Mrs. Allerton, in a black evening gown, goes down to the steamer’s dining room, where she meets her son, Tim, at the door. She reveals to Tim that she asked Hercule Poirot to sit at their table, which Tim responds to with uncharacteristically strong annoyance. Mrs. Allerton apologizes and says she thought Tim would like hearing Poirot’s detective stories. Tim asks if there’s any way to still turn Poirot down, but she can’t imagine how, so he resigns himself to it. Mrs. Allerton wonders what got into her son—usually he was too “cosmopolitan” to have “the ordinary Britisher’s dislike—and mistrust—of foreigners.”
Tim’s dislike of Poirot is suspicious, as it implies that he has something to hide form the detective. Though Mrs. Allerton blames it on casual xenophobia (fear of foreign people), it seems more likely that it has something to do with all the jewels that go missing whenever Tim is around.
Poirot joins the table and confirms with Mrs. Allerton that it’s really OK for him to sit with her and Tim. Mrs. Allerton says that of course it is, and then suggests they look through the passenger list for the steamer and try to match the names to the people in the room. They see Jacqueline at a table with Rosalie and Mrs. Otterbourne, and identify a man named Dr. Bessner as sitting at a different table with four other men.
This passage begins to situate all the various characters aboard the Karnak. For a whodunnit, it is important for the reader to be introduced to all the characters relatively early on the story, since they need a fair chance at guessing who the culprit is.
Poirot and the Allertons can’t identify who Miss Bowers is yet, but they do see Simon and Linnet (wearing an expensive frock and a pearl necklace) seated off in a corner with Pennington. They figure out that Fanthorp is one of the other men at Dr. Bessner’s table, and Mrs. Allerton identifies Ferguson as the dark-haired young man who she describes as “our anti-capitalist friend.” Finally, she identifies Richetti as “our Italian archaeological friend” and Miss Van Schuyler as “the very ugly old American lady” who is accompanied by the younger Miss Bowers and Miss Cornelia Robson.
This is the first appearance of Linnet’s pearl necklace on the boat, and it will become an important symbol of her character. The dark-haired young man, meanwhile, is finally revealed to be Ferguson.
As the passengers eat and then mingle, Poirot spends most of the night listening to Mrs. Otterbourne talk about her writing. On the way back to his cabin, he finds Jacqueline at the deck railing, looking out at the Nile with a miserable expression.
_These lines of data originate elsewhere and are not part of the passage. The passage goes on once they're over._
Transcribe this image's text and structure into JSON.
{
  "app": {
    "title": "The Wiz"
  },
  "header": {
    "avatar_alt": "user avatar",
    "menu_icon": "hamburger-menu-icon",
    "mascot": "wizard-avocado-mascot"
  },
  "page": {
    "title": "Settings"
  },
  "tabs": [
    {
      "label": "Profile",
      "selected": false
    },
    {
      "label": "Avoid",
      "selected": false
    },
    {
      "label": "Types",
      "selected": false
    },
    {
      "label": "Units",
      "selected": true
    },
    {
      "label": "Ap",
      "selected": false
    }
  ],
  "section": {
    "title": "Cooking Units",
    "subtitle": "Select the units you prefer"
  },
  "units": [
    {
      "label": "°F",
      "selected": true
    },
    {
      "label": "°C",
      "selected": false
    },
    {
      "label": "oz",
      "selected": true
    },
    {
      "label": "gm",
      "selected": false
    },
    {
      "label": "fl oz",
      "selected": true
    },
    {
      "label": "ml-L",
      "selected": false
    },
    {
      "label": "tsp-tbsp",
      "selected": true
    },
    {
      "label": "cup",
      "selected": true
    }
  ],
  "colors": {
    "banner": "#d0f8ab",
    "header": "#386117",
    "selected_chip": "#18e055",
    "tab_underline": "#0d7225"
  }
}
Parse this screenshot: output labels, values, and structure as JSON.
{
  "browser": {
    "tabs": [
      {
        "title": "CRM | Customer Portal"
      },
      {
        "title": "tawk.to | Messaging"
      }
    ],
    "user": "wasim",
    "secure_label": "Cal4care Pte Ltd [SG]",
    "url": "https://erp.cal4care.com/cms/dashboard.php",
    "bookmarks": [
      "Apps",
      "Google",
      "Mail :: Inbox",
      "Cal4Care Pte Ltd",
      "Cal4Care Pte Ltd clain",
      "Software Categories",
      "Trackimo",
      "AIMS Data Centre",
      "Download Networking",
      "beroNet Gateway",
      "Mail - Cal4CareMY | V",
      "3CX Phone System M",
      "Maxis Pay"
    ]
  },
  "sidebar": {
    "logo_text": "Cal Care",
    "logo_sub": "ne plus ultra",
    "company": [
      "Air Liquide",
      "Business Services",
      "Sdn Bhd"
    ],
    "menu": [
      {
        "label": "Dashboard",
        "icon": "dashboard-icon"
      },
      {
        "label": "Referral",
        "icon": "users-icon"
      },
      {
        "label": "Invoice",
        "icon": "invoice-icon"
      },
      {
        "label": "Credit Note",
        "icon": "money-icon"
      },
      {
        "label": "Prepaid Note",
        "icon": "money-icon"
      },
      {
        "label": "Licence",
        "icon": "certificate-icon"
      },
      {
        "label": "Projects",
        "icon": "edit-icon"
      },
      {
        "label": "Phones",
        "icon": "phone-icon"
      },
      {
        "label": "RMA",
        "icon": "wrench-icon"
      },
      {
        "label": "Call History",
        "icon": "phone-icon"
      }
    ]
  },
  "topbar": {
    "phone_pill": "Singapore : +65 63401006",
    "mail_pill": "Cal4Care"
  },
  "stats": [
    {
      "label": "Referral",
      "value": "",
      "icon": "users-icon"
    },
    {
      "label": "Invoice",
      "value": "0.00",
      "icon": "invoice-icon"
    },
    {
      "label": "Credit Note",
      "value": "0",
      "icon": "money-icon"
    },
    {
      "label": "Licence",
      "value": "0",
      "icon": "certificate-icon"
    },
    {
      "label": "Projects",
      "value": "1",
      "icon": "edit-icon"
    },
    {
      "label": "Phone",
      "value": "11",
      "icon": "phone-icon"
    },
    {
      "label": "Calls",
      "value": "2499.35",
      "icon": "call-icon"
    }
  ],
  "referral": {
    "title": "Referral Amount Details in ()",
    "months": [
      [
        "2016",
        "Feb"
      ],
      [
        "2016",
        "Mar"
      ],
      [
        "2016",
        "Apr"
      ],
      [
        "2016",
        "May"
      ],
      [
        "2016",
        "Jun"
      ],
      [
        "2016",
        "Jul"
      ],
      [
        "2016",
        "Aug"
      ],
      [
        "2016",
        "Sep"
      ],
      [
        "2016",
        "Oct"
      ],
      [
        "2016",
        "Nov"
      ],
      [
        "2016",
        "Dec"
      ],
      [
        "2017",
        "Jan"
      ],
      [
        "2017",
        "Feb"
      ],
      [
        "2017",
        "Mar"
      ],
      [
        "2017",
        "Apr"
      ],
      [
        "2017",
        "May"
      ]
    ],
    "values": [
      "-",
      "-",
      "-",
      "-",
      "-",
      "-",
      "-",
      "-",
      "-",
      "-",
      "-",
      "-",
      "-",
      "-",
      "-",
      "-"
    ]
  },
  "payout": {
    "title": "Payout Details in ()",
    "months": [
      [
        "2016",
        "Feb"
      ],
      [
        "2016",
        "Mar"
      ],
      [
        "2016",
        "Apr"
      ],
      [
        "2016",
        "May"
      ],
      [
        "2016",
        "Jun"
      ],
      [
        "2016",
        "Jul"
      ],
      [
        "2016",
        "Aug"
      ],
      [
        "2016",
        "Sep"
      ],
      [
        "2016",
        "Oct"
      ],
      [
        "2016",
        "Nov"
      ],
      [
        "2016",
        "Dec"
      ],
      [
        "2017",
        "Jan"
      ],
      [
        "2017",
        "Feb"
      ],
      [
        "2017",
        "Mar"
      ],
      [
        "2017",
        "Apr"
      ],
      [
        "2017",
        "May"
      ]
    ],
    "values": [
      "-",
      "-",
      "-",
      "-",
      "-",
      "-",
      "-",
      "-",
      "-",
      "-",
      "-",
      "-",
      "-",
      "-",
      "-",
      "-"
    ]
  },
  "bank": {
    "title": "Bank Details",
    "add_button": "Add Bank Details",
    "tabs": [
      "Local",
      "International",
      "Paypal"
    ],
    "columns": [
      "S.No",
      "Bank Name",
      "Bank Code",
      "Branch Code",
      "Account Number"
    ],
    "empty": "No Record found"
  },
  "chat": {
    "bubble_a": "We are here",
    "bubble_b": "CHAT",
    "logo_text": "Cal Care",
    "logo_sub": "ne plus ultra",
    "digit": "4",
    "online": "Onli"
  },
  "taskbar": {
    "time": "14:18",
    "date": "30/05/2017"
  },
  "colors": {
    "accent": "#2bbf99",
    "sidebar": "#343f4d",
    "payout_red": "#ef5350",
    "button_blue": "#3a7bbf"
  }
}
When he wishes her goodnight, she asks if he’s surprised to see her. He says he’s “not so much surprised as sorry”—that she made a dangerous decision by coming and that it may be too late to reverse course. She says she must follow her star, and he warns her to look out for a “false star.” As Poirot goes to bed, he hears Simon’s voice in his head, repeating “We’ve got to go through with it now.” It makes him unhappy.
Poirot’s regret at seeing Jacqueline seems to be genuine—even though he enjoys solving crimes, he would rather they didn’t happen in the first place. Jacqueline, too, seems to be having second thoughts. Simon’s message that Poirot hears, “We’ve got to go through with it now,” could be a dream—it’s also possible that he really did say those words, though the circumstances surrounding them are mysterious. The sense of inevitability—of people having to follow stars or go through with things—recalls the one-way flow of the Nile and the finality of the death that is going to happen on the river.